WFD’s policy paper discusses key principles for measuring women’s political participation and how our MEL systems support it.

WFD’s approach to monitoring and evaluating women’s political participation

WFD’s approach to MEL for women’s political pariticipation is based on four key principles:

1. Transforming systems of inequality

We acknowledge that working to improve women’s political leadership is about more than just adding women to politics – it is about disrupting existing gender power relations. We ensure that we measure all aspects of gender power relations that are being challenged.

2. Holding the line

Social change can generate opposition from those it challenges. Faced with this resistance, simply ‘holding the line’ and avoiding regression of rights, opportunities, and representation of women should be understood as a significant achievement, and therefore measured. Measuring backlash is key to being able to put our programme impact in full context.
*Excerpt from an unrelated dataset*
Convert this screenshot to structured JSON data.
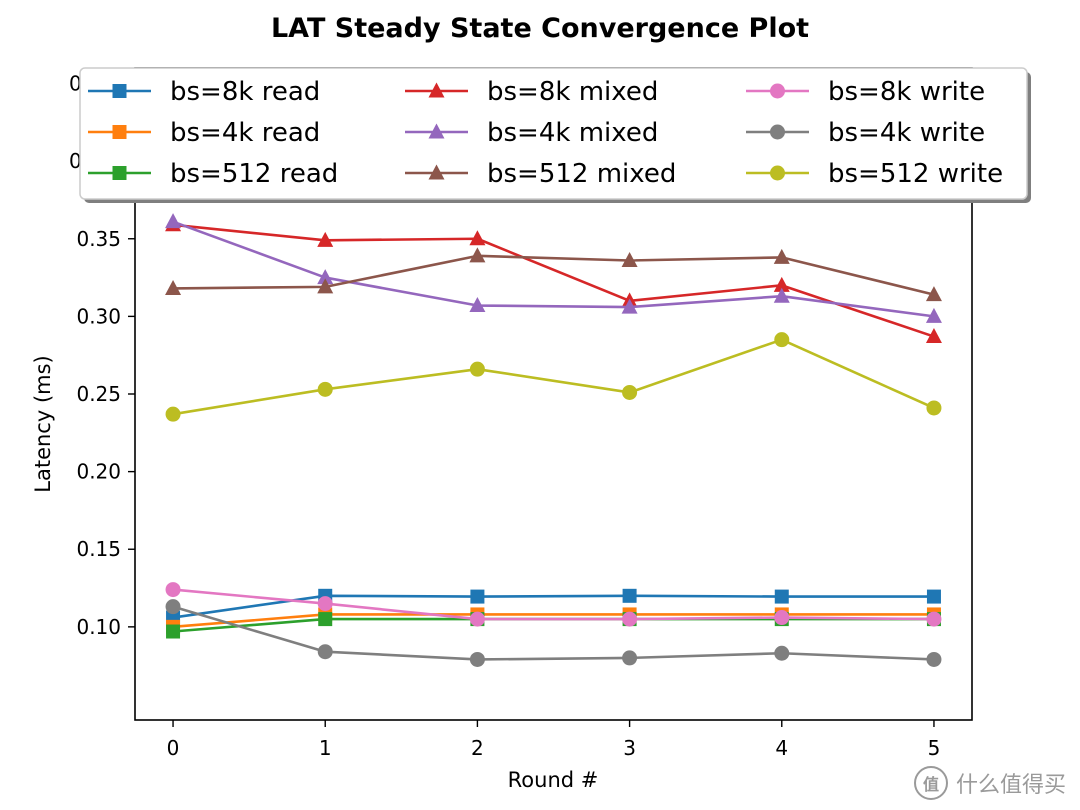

3. Long-term vision, medium-term goals

There is often a discord between what organisations are asked to measure, what they are expected to achieve, and the length of their programmes. At WFD, while we have a long-term vision, we set medium-term, achievable goals. This ensures both that we can deliver what we have been asked to, but also that we can properly use our MEL to understand how change is happening and get into the nuances of what has and has not succeeded.

4. Learning and flexibility

Catalysing social change is complex and unpredictable. No country in the world has achieved gender equality or fully dealt with patriarchal power structures, and so there is no blueprint for how to do this. Therefore, we have got to approach the task with an open and critical mindset, continuously assess our efforts, integrate this learning back into our programmes, and document and share the learning beyond the organisation.

We have also developed a MEL for WPP toolkit that includes:

  • Avoiding logframes and linear frameworks
  • Focusing on measuring behavioural change and contribution 
  • Measuring attitudes to verify apparent changes 
  • Articulating what change looks like – a list of what to look out for 

Improving women’s political leadership is never simply about adding more women to democratic institutions – it is a complex and disruptive process that challenges age-old power relations. Delivering programmes on this topic requires an adaptive, learning-centred approach, and this in turn requires a MEL system that is collecting and producing relevant and accurate data, analysis, and insight. WFD is certainly not the first organisation to think about how to operationalise these needs. We are building on the excellent thinking that has already been done and demonstrating that we can effectively measure change by adapting our MEL to be to gender-sensitive.